Déserteur, Jean (Jean Gabin) erre sur les quais du Havre. Dans une buvette, il rencontre un peintre (Robert Le Vigan) qui, avant de se suicider, lui donne ses vêtements, de l’argent, ses papiers d’identité et lui confie une jeune orpheline, Nelly (Michèle Morgan), dont il tombe amoureux. Nelly vit sous la coupe de son tuteur Zabel (Michel Simon), un receleur que Lucien (Pierre Brasseur), chef d’une bande de voyous, accuse d’avoir tué un de ses hommes. La passion qui unit Nelly et Jean attise la jalousie de Zabel et de Lucien qui convoitent la jeune fille. Soupçonné du meurtre commis par Zabel, Jean est sur le point de s’embarquer sur un cargo en partance. Mais il ne peut se résoudre à quitter Nelly, revient chez elle où il surprend Zabel qui tente de la violer. Jean tue Zabel et, avec Nelly, court vers le bateau. Lucien, tapi dans la nuit, l’abat à coups de revolver.
Adapté et dialogué par Jacques Prévert d’après un roman de Pierre Mac Orlan, Quai des brumes est accueilli avec enthousiasme par nombre de critiques et glane les récompenses les plus prestigieuses : prix Louis-Delluc et Méliès, grand prix du cinéma français ; une distinction au festival de Venise pour ses « qualités artistiques » et l’oscar du meilleur film étranger.
Interdite aux moins de seize ans à sa sortie, cette œuvre le sera totalement sous l’Occupation. Tenue pour immorale et démoralisante, elle se verra même attribuer par certains porte-parole du gouvernement de Vichy une part de responsabilité dans la défaite de 1940. « Comme si, ironisera Carné, le baromètre était responsable du temps… »
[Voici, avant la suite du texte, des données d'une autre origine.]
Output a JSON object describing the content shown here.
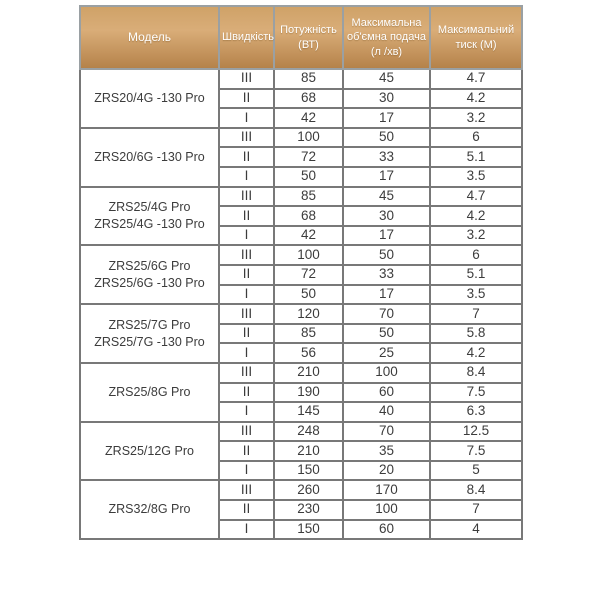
{
  "table": {
    "columns": [
      {
        "label": "Модель"
      },
      {
        "label": "Швидкість"
      },
      {
        "label": "Потужність\n(ВТ)"
      },
      {
        "label": "Максимальна\nоб'ємна подача\n(л /хв)"
      },
      {
        "label": "Максимальний\nтиск (М)"
      }
    ],
    "groups": [
      {
        "model": "ZRS20/4G -130 Pro",
        "rows": [
          {
            "speed": "III",
            "power": "85",
            "flow": "45",
            "pressure": "4.7"
          },
          {
            "speed": "II",
            "power": "68",
            "flow": "30",
            "pressure": "4.2"
          },
          {
            "speed": "I",
            "power": "42",
            "flow": "17",
            "pressure": "3.2"
          }
        ]
      },
      {
        "model": "ZRS20/6G -130 Pro",
        "rows": [
          {
            "speed": "III",
            "power": "100",
            "flow": "50",
            "pressure": "6"
          },
          {
            "speed": "II",
            "power": "72",
            "flow": "33",
            "pressure": "5.1"
          },
          {
            "speed": "I",
            "power": "50",
            "flow": "17",
            "pressure": "3.5"
          }
        ]
      },
      {
        "model": "ZRS25/4G Pro\nZRS25/4G -130 Pro",
        "rows": [
          {
            "speed": "III",
            "power": "85",
            "flow": "45",
            "pressure": "4.7"
          },
          {
            "speed": "II",
            "power": "68",
            "flow": "30",
            "pressure": "4.2"
          },
          {
            "speed": "I",
            "power": "42",
            "flow": "17",
            "pressure": "3.2"
          }
        ]
      },
      {
        "model": "ZRS25/6G Pro\nZRS25/6G -130 Pro",
        "rows": [
          {
            "speed": "III",
            "power": "100",
            "flow": "50",
            "pressure": "6"
          },
          {
            "speed": "II",
            "power": "72",
            "flow": "33",
            "pressure": "5.1"
          },
          {
            "speed": "I",
            "power": "50",
            "flow": "17",
            "pressure": "3.5"
          }
        ]
      },
      {
        "model": "ZRS25/7G Pro\nZRS25/7G -130 Pro",
        "rows": [
          {
            "speed": "III",
            "power": "120",
            "flow": "70",
            "pressure": "7"
          },
          {
            "speed": "II",
            "power": "85",
            "flow": "50",
            "pressure": "5.8"
          },
          {
            "speed": "I",
            "power": "56",
            "flow": "25",
            "pressure": "4.2"
          }
        ]
      },
      {
        "model": "ZRS25/8G Pro",
        "rows": [
          {
            "speed": "III",
            "power": "210",
            "flow": "100",
            "pressure": "8.4"
          },
          {
            "speed": "II",
            "power": "190",
            "flow": "60",
            "pressure": "7.5"
          },
          {
            "speed": "I",
            "power": "145",
            "flow": "40",
            "pressure": "6.3"
          }
        ]
      },
      {
        "model": "ZRS25/12G Pro",
        "rows": [
          {
            "speed": "III",
            "power": "248",
            "flow": "70",
            "pressure": "12.5"
          },
          {
            "speed": "II",
            "power": "210",
            "flow": "35",
            "pressure": "7.5"
          },
          {
            "speed": "I",
            "power": "150",
            "flow": "20",
            "pressure": "5"
          }
        ]
      },
      {
        "model": "ZRS32/8G Pro",
        "rows": [
          {
            "speed": "III",
            "power": "260",
            "flow": "170",
            "pressure": "8.4"
          },
          {
            "speed": "II",
            "power": "230",
            "flow": "100",
            "pressure": "7"
          },
          {
            "speed": "I",
            "power": "150",
            "flow": "60",
            "pressure": "4"
          }
        ]
      }
    ],
    "colors": {
      "header_gradient_top": "#cfa268",
      "header_gradient_mid": "#d9ad78",
      "header_gradient_bottom": "#b5824a",
      "header_text": "#ffffff",
      "header_border": "#9aa0a3",
      "border": "#787878",
      "body_text": "#3c3c3c",
      "body_bg": "#ffffff"
    }
  }
}
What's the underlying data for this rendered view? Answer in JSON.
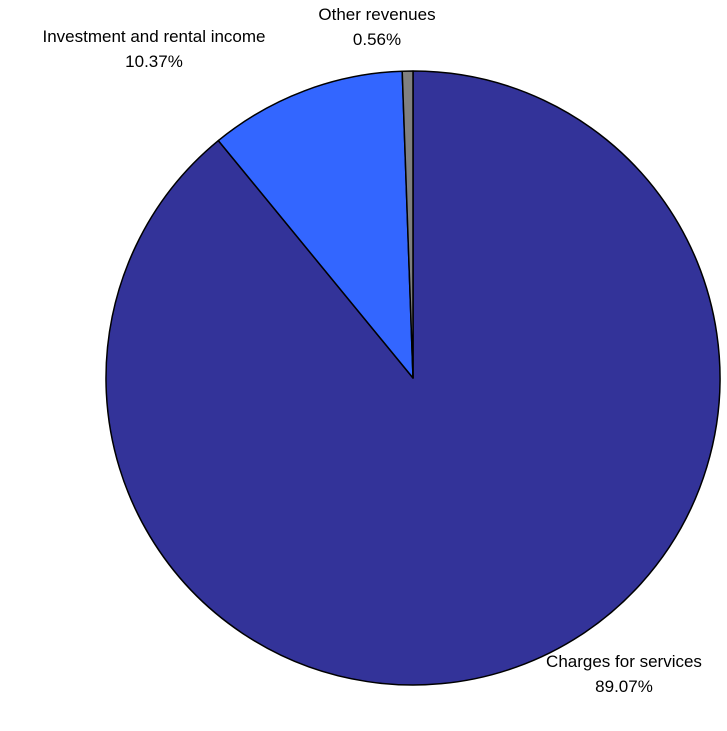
{
  "chart_data": {
    "type": "pie",
    "start_angle_deg": 0,
    "direction": "counterclockwise-from-top",
    "slices": [
      {
        "label": "Charges for services",
        "value": 89.07,
        "value_label": "89.07%",
        "color": "#333399"
      },
      {
        "label": "Investment and rental income",
        "value": 10.37,
        "value_label": "10.37%",
        "color": "#3366FF"
      },
      {
        "label": "Other revenues",
        "value": 0.56,
        "value_label": "0.56%",
        "color": "#808080"
      }
    ],
    "title": "",
    "legend": "none"
  }
}
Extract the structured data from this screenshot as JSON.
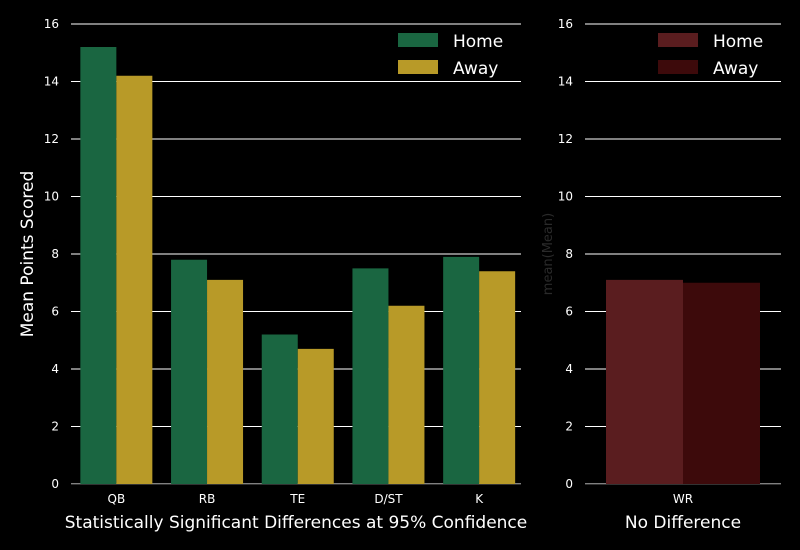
{
  "chart_data": [
    {
      "type": "bar",
      "categories": [
        "QB",
        "RB",
        "TE",
        "D/ST",
        "K"
      ],
      "series": [
        {
          "name": "Home",
          "values": [
            15.2,
            7.8,
            5.2,
            7.5,
            7.9
          ],
          "color": "#1a6641"
        },
        {
          "name": "Away",
          "values": [
            14.2,
            7.1,
            4.7,
            6.2,
            7.4
          ],
          "color": "#b89a28"
        }
      ],
      "title": "",
      "xlabel": "Statistically Significant Differences at 95% Confidence",
      "ylabel": "Mean Points Scored",
      "ylim": [
        0,
        16
      ],
      "yticks": [
        "0",
        "2",
        "4",
        "6",
        "8",
        "10",
        "12",
        "14",
        "16"
      ],
      "grid": true,
      "legend": "top-right"
    },
    {
      "type": "bar",
      "categories": [
        "WR"
      ],
      "series": [
        {
          "name": "Home",
          "values": [
            7.1
          ],
          "color": "#5a1d1f"
        },
        {
          "name": "Away",
          "values": [
            7.0
          ],
          "color": "#3d0a0b"
        }
      ],
      "title": "",
      "xlabel": "No Difference",
      "ylabel": "mean(Mean)",
      "ylim": [
        0,
        16
      ],
      "yticks": [
        "0",
        "2",
        "4",
        "6",
        "8",
        "10",
        "12",
        "14",
        "16"
      ],
      "grid": true,
      "legend": "top-right"
    }
  ]
}
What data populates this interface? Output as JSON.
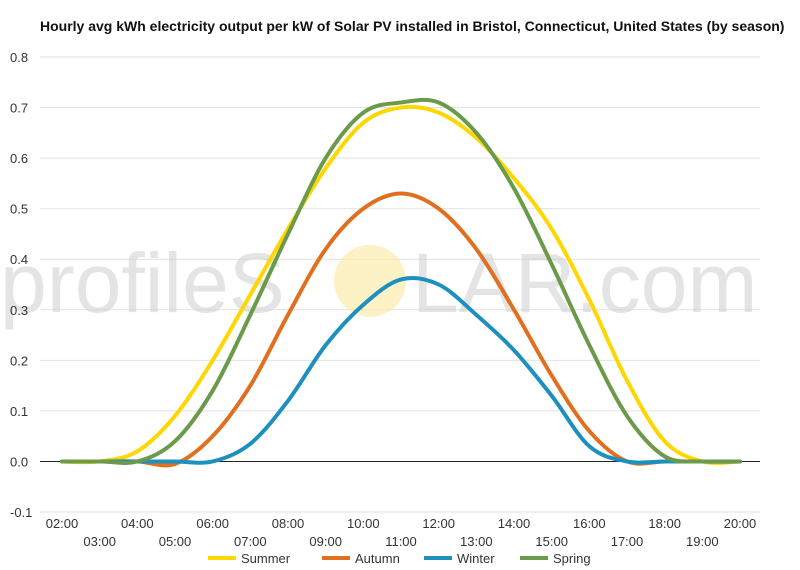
{
  "chart_data": {
    "type": "line",
    "title": "Hourly avg kWh electricity output per kW of Solar PV installed in Bristol, Connecticut, United States (by season)",
    "xlabel": "",
    "ylabel": "",
    "ylim": [
      -0.1,
      0.8
    ],
    "y_ticks": [
      "-0.1",
      "0.0",
      "0.1",
      "0.2",
      "0.3",
      "0.4",
      "0.5",
      "0.6",
      "0.7",
      "0.8"
    ],
    "x_ticks_top": [
      "02:00",
      "04:00",
      "06:00",
      "08:00",
      "10:00",
      "12:00",
      "14:00",
      "16:00",
      "18:00",
      "20:00"
    ],
    "x_ticks_bottom": [
      "03:00",
      "05:00",
      "07:00",
      "09:00",
      "11:00",
      "13:00",
      "15:00",
      "17:00",
      "19:00"
    ],
    "grid": true,
    "legend_position": "bottom",
    "x": [
      2,
      3,
      4,
      5,
      6,
      7,
      8,
      9,
      10,
      11,
      12,
      13,
      14,
      15,
      16,
      17,
      18,
      19,
      20
    ],
    "series": [
      {
        "name": "Summer",
        "color": "#FFD700",
        "values": [
          0.0,
          0.0,
          0.02,
          0.09,
          0.2,
          0.33,
          0.46,
          0.58,
          0.67,
          0.7,
          0.69,
          0.64,
          0.56,
          0.46,
          0.32,
          0.16,
          0.04,
          0.0,
          0.0
        ]
      },
      {
        "name": "Autumn",
        "color": "#E07020",
        "values": [
          0.0,
          0.0,
          0.0,
          -0.005,
          0.05,
          0.15,
          0.29,
          0.42,
          0.5,
          0.53,
          0.5,
          0.42,
          0.3,
          0.17,
          0.06,
          0.0,
          0.0,
          0.0,
          0.0
        ]
      },
      {
        "name": "Winter",
        "color": "#1E90C0",
        "values": [
          0.0,
          0.0,
          0.0,
          0.0,
          0.0,
          0.035,
          0.12,
          0.23,
          0.31,
          0.36,
          0.35,
          0.29,
          0.22,
          0.13,
          0.03,
          0.0,
          0.0,
          0.0,
          0.0
        ]
      },
      {
        "name": "Spring",
        "color": "#6B9B4A",
        "values": [
          0.0,
          0.0,
          0.0,
          0.04,
          0.14,
          0.29,
          0.45,
          0.6,
          0.69,
          0.71,
          0.71,
          0.65,
          0.54,
          0.39,
          0.23,
          0.09,
          0.01,
          0.0,
          0.0
        ]
      }
    ]
  },
  "watermark": {
    "text_left": "profileS",
    "text_right": "LAR.com"
  }
}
« C’est la vie, la vacherie quoi ! » : cette réplique, dans la bouche de Jean, donne le ton d’un film sombre et désespéré, à l’image d’une époque qui vit sous la menace d’une guerre imminente. Prisonniers de la fatalité, en marge de la loi, condamnés à partir ou à périr, les antihéros du Quai des brumes évoluent dans un décor sordide — remarquablement conçu et réalisé par Alexandre Trauner — perdu dans la nuit, envahi par le brouillard, inondé de pluie. Seule lueur dans ces ténèbres de la solitude et du malheur, l’amour auquel le destin n’accorde qu’une brève fulgurance. Le décor, les personnages, l’atmosphère du Quai des brumes sont typiques de tout un courant du cinéma français des années trente : le réalisme poétique, auquel appartiennent, outre les œuvres de Carné, certains films de cinéastes comme Pierre Chenal, Julien Duvivier ou Jean Grémillon.